Another challenge is connectivity. Jakarta’s unstable Internet infrastructure has forced Deliveree to add offline maps to its platform.
“We realised that the issue of connectivity hampered our delivery operations … in Indonesia,” says Nat.
“Most of our drivers complain that they lose their signals while on the road, and as a result, either the maps stop working or they are pointed in the wrong direction,” he adds.
The challenges do not stop there: Many destinations are not on Google Maps, either because Google Maps itself lacks them, or because customers provide insufficient detail.
“In the end, we had to have a team in the office that maps out these addresses manually to ensure our drivers can deliver to the right address,” says Nat.
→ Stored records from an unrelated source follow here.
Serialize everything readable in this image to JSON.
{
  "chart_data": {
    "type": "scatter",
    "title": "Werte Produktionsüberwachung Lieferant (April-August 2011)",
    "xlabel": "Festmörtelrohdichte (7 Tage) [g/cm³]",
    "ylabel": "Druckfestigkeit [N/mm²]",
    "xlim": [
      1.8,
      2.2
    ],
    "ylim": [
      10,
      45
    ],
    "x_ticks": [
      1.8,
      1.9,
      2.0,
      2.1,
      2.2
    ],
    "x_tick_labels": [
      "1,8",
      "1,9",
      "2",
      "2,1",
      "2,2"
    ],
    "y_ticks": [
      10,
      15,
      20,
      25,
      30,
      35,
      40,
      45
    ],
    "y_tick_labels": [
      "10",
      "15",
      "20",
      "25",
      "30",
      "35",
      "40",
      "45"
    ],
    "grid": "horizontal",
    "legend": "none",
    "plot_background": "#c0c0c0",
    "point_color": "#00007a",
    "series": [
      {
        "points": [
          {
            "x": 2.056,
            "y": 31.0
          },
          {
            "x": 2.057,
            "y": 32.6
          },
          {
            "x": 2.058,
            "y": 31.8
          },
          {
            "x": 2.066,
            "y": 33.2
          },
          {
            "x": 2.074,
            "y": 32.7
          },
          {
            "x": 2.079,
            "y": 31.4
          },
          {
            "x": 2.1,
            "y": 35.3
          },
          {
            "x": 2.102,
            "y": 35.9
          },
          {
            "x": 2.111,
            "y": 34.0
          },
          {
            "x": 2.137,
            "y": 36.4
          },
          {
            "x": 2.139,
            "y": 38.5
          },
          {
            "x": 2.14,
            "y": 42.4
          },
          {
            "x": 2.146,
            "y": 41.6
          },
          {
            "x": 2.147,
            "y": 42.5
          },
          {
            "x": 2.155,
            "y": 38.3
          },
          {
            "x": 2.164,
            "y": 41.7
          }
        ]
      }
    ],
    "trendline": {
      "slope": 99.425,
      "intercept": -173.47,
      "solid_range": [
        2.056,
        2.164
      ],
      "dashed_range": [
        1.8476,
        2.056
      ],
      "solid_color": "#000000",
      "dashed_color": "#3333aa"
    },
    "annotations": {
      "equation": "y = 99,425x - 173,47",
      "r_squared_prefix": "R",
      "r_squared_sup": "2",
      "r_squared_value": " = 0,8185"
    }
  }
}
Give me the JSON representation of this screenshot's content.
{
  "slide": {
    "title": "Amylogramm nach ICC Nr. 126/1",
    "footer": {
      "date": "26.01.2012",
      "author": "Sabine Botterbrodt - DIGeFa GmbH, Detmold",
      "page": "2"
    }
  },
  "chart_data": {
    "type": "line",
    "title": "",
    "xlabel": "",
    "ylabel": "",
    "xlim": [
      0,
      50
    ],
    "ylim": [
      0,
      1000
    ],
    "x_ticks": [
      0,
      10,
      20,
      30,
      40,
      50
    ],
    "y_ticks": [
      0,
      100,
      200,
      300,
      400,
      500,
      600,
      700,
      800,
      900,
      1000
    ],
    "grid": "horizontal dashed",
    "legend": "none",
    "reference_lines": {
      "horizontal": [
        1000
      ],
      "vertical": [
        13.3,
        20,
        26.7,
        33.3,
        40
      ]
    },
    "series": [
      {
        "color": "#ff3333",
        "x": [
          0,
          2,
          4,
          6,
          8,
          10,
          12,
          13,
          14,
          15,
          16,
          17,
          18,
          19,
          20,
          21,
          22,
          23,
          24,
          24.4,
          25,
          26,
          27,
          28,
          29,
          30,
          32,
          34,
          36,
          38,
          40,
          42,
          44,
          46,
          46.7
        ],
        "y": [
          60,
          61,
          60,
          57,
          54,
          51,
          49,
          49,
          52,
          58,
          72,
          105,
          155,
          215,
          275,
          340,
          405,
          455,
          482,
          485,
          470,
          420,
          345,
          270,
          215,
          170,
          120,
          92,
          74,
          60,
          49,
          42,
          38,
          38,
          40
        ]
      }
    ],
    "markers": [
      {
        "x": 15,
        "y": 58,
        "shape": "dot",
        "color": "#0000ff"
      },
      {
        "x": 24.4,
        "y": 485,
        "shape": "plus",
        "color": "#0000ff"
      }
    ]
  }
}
But he also believes that these challenges will only strengthen Deliveree in the long run.
“We might feel the pain now, but once we manage to sail through these basic challenges, we know that we will be ready to expand to other cities in Indonesia,” he declares.
Despite Indonesia taking up a lot of its time, Deliveree does not intend to stop there and is eyeing the regional market. About two weeks ago, it expanded to Manila in the Philippines.
The Philippines shares one pain point with Indonesia: The logistics cost is high, up to 18% of sales, according to Nat (pic). According to the World Bank, the country’s logistics market is worth US$29.2 billion.
Currently, the startup has 35 people in its Manila office, and has registered 6,500 downloads of its app in the new market.
Deliveree is also looking to expand into Malaysia and Vietnam starting next year, according to Nat, although he declines to elaborate.
“Hopefully we can secure our Series A funding early next year, and we can start looking at other countries to expand into, but Malaysia and Vietnam are in the pipeline,” he says.